Die Hexenprozesse sind demnach ein gesamtgesellschaftliches Phänomen. Als solches sollten sie auch in Erinnerung bleiben, findet Hexenforscher Hegeler. Wer sein Anliegen mit einer Handbewegung abtut und meint, heutzutage wisse doch jeder, dass es keine Hexen gebe und damals Unrecht geschehen sei, dem erzählt der 66-Jährige folgende Anekdote aus Münster. Dort sollte 1993 eine Straße in einer Wohnsiedlung nach Greta Bünichmann umbenannt werden, einer Dienstmagd, die 1635 in Münster als Hexe enthauptet worden war. Doch es formierte sich Widerstand: Anwohner und der Priester der zugehörigen katholischen Kirchengemeinde gingen auf die Straße und protestierten – mit dem Argument, sie wollten nicht in einer Straße leben, die nach einer verurteilten Hexe benannt sei. Die Stadt setzte die Namensänderung dennoch durch.

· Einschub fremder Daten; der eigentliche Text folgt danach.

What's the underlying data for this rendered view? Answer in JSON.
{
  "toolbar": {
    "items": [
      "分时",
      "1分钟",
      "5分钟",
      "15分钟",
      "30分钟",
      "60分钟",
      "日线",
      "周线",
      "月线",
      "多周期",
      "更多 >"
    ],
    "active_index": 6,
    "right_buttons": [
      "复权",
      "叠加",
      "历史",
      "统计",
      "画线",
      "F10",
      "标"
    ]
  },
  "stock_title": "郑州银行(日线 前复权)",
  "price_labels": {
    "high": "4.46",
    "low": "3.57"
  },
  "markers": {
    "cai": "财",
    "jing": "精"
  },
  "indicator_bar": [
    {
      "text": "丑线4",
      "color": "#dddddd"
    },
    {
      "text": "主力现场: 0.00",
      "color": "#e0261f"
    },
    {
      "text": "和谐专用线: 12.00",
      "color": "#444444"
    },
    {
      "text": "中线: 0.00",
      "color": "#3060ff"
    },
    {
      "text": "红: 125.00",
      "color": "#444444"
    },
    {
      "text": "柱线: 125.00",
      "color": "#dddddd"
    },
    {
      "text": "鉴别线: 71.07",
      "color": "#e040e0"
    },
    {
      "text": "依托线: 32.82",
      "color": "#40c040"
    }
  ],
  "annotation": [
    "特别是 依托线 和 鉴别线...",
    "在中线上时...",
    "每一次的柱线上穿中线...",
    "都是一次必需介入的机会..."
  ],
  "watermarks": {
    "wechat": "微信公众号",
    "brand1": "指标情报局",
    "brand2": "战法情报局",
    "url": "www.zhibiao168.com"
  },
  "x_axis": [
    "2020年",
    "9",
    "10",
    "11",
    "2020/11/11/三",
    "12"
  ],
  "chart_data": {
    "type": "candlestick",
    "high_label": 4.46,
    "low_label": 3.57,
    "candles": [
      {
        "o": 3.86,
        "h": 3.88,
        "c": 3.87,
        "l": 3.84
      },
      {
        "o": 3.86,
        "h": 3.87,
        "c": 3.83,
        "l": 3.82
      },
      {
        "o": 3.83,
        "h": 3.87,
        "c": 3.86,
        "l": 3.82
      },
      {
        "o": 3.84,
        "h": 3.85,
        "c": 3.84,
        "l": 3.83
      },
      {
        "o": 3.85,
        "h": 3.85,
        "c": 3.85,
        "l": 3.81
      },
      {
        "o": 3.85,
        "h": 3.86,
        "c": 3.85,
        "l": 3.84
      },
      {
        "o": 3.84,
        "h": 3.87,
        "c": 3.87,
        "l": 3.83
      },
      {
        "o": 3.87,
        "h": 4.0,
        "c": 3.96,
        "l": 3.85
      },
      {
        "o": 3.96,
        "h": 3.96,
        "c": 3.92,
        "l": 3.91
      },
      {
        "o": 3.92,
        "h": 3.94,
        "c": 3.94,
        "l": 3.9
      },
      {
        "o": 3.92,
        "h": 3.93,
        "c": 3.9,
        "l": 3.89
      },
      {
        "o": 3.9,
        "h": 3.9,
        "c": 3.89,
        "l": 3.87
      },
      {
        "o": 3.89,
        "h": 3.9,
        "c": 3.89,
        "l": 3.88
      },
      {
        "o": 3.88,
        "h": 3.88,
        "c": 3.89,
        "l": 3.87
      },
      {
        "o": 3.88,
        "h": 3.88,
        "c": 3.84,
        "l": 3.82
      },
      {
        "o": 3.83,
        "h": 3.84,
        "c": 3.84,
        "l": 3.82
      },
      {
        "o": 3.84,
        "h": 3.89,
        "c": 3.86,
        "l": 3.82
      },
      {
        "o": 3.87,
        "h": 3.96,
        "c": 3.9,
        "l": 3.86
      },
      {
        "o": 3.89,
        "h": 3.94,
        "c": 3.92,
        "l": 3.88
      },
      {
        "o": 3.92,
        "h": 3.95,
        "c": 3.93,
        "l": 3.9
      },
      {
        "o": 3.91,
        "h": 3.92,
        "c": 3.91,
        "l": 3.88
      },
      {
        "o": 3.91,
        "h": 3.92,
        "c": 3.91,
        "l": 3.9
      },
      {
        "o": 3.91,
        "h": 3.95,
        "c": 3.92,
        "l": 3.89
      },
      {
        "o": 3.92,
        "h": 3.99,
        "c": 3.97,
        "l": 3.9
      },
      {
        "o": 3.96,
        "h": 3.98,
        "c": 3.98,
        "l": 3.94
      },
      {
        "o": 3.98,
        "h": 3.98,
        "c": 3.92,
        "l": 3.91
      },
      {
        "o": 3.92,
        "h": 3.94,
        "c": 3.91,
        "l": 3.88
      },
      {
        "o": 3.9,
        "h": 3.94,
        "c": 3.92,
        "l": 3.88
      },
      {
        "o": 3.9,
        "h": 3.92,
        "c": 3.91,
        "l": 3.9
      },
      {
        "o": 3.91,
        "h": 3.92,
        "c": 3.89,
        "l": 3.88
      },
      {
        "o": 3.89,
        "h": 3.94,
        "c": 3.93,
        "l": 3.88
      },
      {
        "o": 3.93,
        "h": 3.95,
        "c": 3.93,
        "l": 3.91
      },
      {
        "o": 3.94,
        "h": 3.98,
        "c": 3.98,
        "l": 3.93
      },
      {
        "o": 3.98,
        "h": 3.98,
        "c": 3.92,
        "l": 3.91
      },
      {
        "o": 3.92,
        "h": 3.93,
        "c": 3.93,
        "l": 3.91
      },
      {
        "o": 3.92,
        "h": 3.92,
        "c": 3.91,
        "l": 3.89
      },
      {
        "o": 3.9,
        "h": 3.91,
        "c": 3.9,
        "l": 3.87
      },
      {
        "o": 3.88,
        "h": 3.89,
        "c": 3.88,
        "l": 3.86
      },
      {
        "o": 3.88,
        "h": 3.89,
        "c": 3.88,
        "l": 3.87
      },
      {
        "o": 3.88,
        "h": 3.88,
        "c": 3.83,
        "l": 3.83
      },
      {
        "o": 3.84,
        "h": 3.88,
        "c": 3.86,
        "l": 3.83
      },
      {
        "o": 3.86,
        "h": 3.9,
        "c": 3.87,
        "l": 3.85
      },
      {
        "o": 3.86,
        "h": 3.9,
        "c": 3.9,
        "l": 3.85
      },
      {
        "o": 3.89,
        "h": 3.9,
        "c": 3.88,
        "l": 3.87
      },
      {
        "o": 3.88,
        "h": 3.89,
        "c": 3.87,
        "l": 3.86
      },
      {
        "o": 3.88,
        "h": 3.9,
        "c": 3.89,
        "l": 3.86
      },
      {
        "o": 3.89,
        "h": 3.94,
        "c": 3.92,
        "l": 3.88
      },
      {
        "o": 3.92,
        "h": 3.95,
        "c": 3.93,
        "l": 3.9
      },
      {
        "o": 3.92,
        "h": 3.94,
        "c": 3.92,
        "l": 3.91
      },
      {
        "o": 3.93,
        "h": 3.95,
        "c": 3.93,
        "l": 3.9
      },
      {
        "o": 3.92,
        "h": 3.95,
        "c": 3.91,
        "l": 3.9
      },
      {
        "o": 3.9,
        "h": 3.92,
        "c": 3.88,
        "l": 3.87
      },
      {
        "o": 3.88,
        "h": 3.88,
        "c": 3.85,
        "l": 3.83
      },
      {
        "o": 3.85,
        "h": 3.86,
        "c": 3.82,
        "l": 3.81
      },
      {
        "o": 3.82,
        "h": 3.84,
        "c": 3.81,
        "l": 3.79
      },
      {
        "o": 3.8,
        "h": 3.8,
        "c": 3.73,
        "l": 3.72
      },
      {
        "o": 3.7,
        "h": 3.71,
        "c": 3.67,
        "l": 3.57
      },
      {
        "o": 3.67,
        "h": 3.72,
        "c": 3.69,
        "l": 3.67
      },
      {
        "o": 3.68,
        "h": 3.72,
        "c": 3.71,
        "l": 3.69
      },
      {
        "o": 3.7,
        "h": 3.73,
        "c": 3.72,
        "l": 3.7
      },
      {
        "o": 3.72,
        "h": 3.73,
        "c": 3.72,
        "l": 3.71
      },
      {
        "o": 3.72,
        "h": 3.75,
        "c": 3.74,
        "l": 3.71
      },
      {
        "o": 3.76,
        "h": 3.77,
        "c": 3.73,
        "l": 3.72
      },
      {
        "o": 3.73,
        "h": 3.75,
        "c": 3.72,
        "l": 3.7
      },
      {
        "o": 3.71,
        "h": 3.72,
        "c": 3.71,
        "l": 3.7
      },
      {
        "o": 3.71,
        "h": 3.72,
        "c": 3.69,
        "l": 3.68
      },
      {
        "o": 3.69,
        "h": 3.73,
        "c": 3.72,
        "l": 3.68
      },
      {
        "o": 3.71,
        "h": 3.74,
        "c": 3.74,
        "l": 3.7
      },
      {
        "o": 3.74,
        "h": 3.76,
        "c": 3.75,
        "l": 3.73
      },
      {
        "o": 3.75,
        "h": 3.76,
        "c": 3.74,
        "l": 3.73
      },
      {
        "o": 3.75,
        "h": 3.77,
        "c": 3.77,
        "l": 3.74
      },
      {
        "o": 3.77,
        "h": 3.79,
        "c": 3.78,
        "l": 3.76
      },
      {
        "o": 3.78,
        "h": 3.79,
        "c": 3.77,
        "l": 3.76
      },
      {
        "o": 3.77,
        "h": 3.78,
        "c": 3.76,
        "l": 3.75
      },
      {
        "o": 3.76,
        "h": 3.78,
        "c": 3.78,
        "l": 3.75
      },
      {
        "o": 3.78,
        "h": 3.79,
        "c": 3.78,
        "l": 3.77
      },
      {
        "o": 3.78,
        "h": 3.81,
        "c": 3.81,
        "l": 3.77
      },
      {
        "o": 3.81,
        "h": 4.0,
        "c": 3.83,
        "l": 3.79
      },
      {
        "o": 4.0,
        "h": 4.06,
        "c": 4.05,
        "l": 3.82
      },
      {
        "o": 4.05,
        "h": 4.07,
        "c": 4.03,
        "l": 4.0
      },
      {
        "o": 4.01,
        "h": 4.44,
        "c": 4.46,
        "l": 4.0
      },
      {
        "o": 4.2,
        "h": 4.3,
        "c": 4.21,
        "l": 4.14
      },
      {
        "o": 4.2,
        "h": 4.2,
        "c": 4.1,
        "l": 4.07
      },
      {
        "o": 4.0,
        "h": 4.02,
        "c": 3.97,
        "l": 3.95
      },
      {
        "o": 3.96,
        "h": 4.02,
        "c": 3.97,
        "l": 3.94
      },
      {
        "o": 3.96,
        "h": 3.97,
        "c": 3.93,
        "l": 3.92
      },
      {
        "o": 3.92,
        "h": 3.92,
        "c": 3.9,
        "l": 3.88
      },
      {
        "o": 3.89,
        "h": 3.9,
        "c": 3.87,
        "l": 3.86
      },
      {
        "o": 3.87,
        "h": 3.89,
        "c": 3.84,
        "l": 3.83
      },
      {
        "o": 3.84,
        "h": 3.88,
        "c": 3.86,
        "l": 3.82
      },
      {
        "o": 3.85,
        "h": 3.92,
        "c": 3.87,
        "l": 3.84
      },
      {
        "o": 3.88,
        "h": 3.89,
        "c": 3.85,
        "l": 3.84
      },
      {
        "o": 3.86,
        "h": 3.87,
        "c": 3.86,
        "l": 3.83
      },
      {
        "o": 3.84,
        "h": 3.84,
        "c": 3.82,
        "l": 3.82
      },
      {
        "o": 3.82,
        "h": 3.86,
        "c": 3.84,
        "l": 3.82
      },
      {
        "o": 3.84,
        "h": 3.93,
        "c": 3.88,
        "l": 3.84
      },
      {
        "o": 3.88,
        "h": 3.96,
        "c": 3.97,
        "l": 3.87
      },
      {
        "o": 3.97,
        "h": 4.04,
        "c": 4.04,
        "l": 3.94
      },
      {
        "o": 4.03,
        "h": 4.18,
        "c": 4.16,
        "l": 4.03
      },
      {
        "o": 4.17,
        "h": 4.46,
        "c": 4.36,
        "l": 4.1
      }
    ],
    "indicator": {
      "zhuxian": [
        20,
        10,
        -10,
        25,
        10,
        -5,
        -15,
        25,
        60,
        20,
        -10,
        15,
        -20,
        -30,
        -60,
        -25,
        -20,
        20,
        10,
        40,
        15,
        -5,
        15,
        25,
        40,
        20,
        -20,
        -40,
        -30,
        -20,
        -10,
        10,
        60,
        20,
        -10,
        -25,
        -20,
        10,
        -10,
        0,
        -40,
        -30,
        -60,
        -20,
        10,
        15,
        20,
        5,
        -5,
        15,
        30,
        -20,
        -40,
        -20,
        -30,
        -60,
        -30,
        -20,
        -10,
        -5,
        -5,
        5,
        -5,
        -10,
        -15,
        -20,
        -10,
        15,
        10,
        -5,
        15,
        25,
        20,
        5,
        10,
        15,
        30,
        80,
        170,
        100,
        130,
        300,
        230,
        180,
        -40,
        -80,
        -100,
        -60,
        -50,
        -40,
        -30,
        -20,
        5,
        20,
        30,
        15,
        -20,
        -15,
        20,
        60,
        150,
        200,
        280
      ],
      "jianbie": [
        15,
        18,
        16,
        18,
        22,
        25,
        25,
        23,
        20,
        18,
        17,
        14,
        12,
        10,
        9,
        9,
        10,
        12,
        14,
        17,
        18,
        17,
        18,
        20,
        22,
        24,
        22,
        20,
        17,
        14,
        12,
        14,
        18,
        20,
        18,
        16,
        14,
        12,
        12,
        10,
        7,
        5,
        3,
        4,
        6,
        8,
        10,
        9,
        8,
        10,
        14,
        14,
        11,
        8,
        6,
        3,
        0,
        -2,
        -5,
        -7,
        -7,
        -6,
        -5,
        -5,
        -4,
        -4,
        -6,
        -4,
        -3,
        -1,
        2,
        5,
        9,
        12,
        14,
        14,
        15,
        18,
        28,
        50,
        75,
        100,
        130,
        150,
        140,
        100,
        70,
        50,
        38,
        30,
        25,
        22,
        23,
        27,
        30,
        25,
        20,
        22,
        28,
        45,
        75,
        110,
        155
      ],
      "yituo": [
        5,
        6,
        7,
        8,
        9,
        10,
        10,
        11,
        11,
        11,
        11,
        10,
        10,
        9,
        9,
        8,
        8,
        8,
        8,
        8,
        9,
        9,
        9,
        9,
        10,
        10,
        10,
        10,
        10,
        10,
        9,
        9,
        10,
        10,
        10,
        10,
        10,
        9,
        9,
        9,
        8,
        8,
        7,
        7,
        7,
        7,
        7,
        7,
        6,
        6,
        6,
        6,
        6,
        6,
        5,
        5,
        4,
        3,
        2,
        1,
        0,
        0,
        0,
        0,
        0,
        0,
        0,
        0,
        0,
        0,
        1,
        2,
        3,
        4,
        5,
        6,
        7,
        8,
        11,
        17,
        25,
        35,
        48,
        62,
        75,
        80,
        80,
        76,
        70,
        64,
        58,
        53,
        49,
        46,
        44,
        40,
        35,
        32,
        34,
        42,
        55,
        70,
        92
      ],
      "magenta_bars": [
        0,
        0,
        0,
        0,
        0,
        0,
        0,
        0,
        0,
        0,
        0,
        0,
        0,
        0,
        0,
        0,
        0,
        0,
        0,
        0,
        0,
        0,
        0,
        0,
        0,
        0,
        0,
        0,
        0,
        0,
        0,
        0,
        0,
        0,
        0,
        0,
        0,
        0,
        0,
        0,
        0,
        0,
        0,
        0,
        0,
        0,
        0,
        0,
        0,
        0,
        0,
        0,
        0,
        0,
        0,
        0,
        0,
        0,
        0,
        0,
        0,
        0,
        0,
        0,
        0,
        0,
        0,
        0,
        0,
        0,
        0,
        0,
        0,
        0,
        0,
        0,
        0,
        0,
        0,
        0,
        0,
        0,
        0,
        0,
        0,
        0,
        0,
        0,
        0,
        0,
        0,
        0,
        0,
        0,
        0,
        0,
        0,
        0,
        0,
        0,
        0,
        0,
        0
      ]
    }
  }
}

Als Hegeler 14 Jahre später, im Jahr 2007, wahllos einen Anwohner anrief, um ihn für ein Buchprojekt um ein Foto des Straßenschildes zu bitten, wurde er unwirsch abgewiesen: Man solle ihn, den Anwohner, doch endlich mit dieser Hexe zufrieden lassen. Es sei schon schlimm genug, in dieser Straße wohnen zu müssen. „So viel dazu, dass die Menschen heute schon von allein wissen, dass damals Unrecht geschehen ist“, sagt Hegeler. Und deshalb setzt er sich weiter dafür ein, dass die Opfer der Hexenprozesse rehabilitiert werden und möglichst keins der Einzelschicksale in Vergessenheit gerät.

Wie das der Anna Ameldung aus Osnabrück, die nicht als Apothekersfrau, sondern als Hexe starb. Einst nahmen die Menschen ihr jede Würde. Ein Stück davon zurückzugeben, diese Möglichkeit liegt im Hier und Jetzt.